The red fox was discovered by two fishermen as they were hiking up in the mountains, and only reluctantly withdrew from the Arctic fox’s carcass when they arrived.  Red foxes are normally about twice the size of their endangered relative, but are generally slower, particularly over snowy territory.

“This is a unique observation!” Nina Eide, a fox researcher at the Norwegian Institute for Nature Research (NINA), said in a statement. “We know that the red fox and Arctic fox are competitors,and that the red fox can kill the Arctic fox, but it's rare we get it documented.”

According to Eide it is very unusual for animals at the same level in the food chain to prey on one another because of the risk the attacker becomes infected by the parasites of its victim.

“We sometimes find bite marks that looks as if they come from red foxes, but then it is only an assumption that the arctic fox was killed by red foxes,” Eide said.

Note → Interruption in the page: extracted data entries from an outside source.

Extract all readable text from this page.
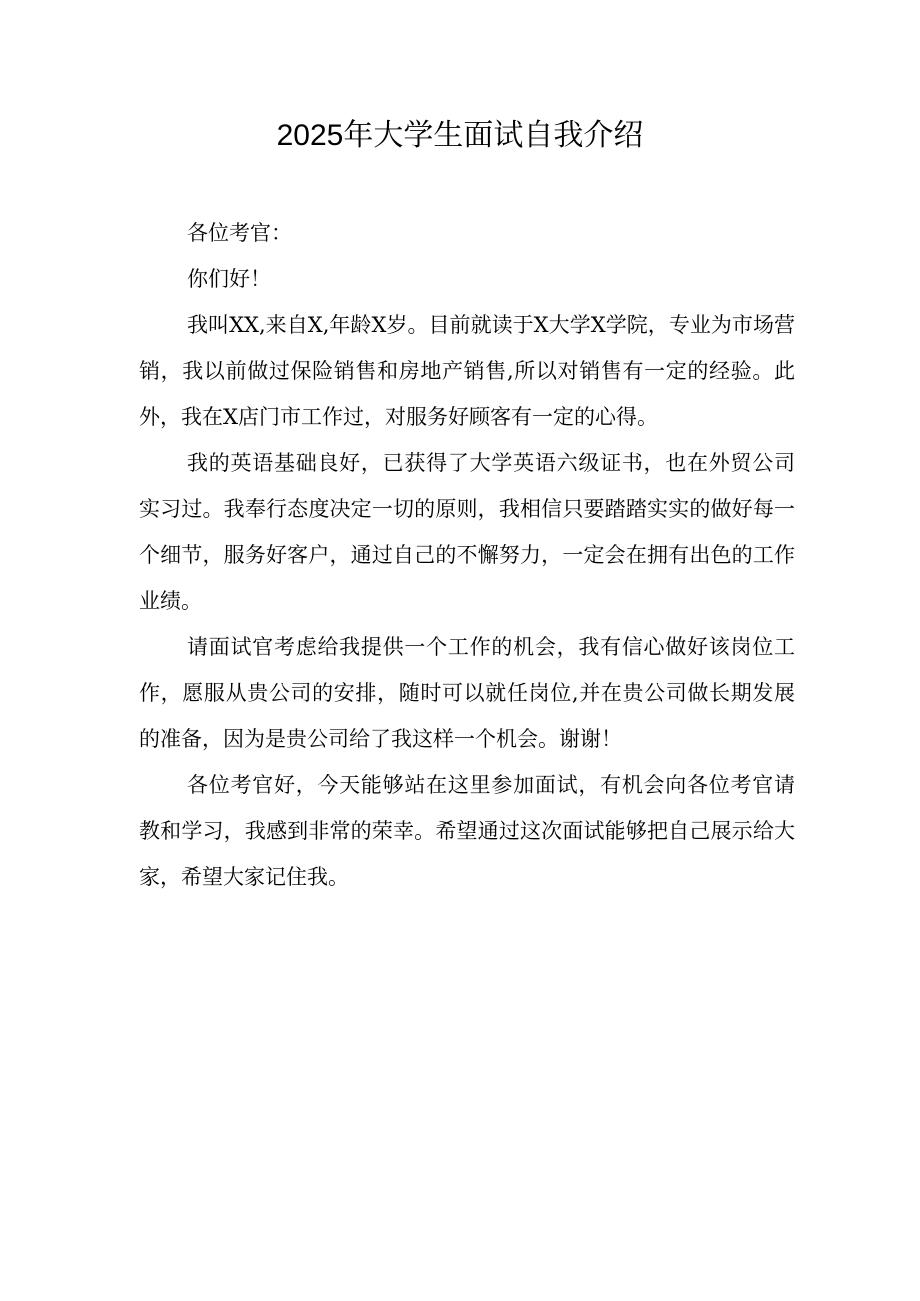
2025年大学生面试自我介绍

各位考官：

你们好！

我叫XX,来自X,年龄X岁。目前就读于X大学X学院，专业为市场营销，我以前做过保险销售和房地产销售,所以对销售有一定的经验。此外，我在X店门市工作过，对服务好顾客有一定的心得。

我的英语基础良好，已获得了大学英语六级证书，也在外贸公司实习过。我奉行态度决定一切的原则，我相信只要踏踏实实的做好每一个细节，服务好客户，通过自己的不懈努力，一定会在拥有出色的工作业绩。

请面试官考虑给我提供一个工作的机会，我有信心做好该岗位工作，愿服从贵公司的安排，随时可以就任岗位,并在贵公司做长期发展的准备，因为是贵公司给了我这样一个机会。谢谢！

各位考官好，今天能够站在这里参加面试，有机会向各位考官请教和学习，我感到非常的荣幸。希望通过这次面试能够把自己展示给大家，希望大家记住我。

Eide this week started as manager of Ecofunc, a new research project looking at how climate change and other environmental factors are affecting the biological diversity of mountain regions.

“We shall inter alia examine the interactions between these predators at the top of the food chain. Rare sightings like this are iimportant to collect information about,” she said. 

 

Red foxes are increasingly competing with Arctic foxes in their habitat. Photo: Jan Ove Gjershaug / NINA.